Last summer I performed urban ecology research through the Field Museum of Natural History in Chicago. This project focused on urban communities of pollinators and how they are changing, as plant communities in restored natural areas throughout the city are changing.

The Chicago Park District will be able to use this project as a baseline for assessing their management practices to ensure that the declining populations of urban pollinators are supported with the proper plant communities.

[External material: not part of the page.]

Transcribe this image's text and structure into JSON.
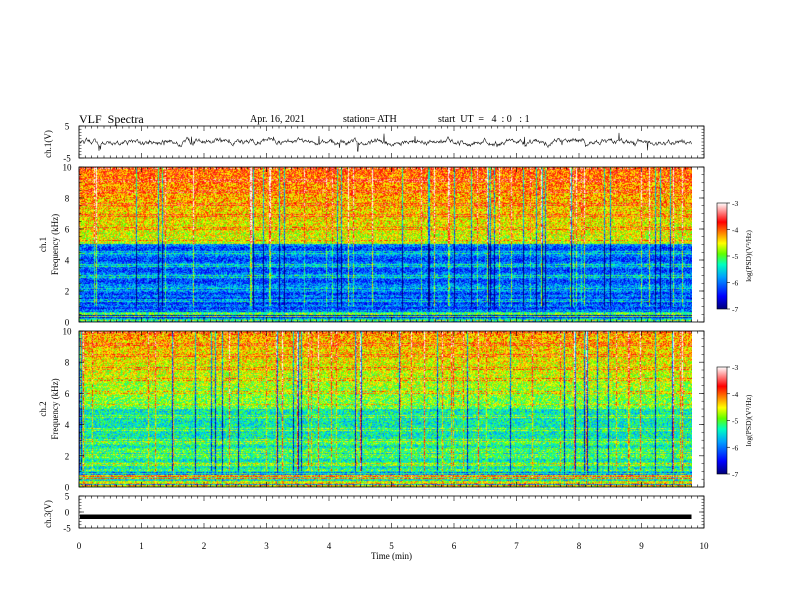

I’ve spent this summer at the University of Notre Dame Environmental Research Center in the Upper Peninsula of Michigan. I’ve been researching the drought resistance capabilities of different tree species in the North Woods because droughts are expected to increase in this area due to future climate change.

My research can help us understand which species are at the highest risk to these increased droughts so that we can better manage the forest to allow these species and the entire forest community to thrive well into the future.

Next summer, I will be doing research in Bali, Indonesia. I study long-tailed macaques, and human-macaque interactions are rapidly increasing in Bali due to higher levels of tourism and the accelerating pace of land-use changes to support agriculture and urbanization. I will be studying how these increased human-macaque interactions affect the macaques’ behavior and, in turn, how this affects the diversity and intensity of the parasite communities that they host.

This research will allow us to better understand the potentials for parasite transmission between humans and macaques and ensure that this remains a sustainable species interaction.

My main project is a pig farm called the Mama Farm Foundation that I cofounded with one of my classmates from Notre Dame. Our farm is geared toward providing economic opportunities to young women in rural Kenya so that they are better able to support themselves and their children financially.

I am working to improve the sustainability of the farm, specifically by improving soil quality so that crops and feed for the pigs can be grown on site, which will improve the environmental health of the area and reduce costs for the farm so that we can provide opportunities to more women. We are currently making plans to expand our network of farms throughout Kenya and eventually throughout Eastern Africa.

I’ve always been very passionate about food. I started cooking at age two and gardening at age eight, but working to improve the sustainability of farming systems like I’m doing with Mama Farm Foundation is what I want as a career for many other reasons.

Agriculture is essential to achieving almost all of the sustainable development goals. Ensuring nutritious food is a huge step in improving people’s health and well-being, which are the first steps to educating people so that they can improve their livelihoods.

Agriculture is also a huge employer and an effective way to provide opportunities for economic growth to countless people.

Finally, agriculture is one of the largest contributors to climate change, so improving agricultural techniques can help fight climate change.

I’m excited to be a part of such impactful work and I can’t wait to participate in the Youth Assembly at the U.N. where I hope to gain the skills that I need to help me succeed with Mama Farm Foundation and with all of my future work.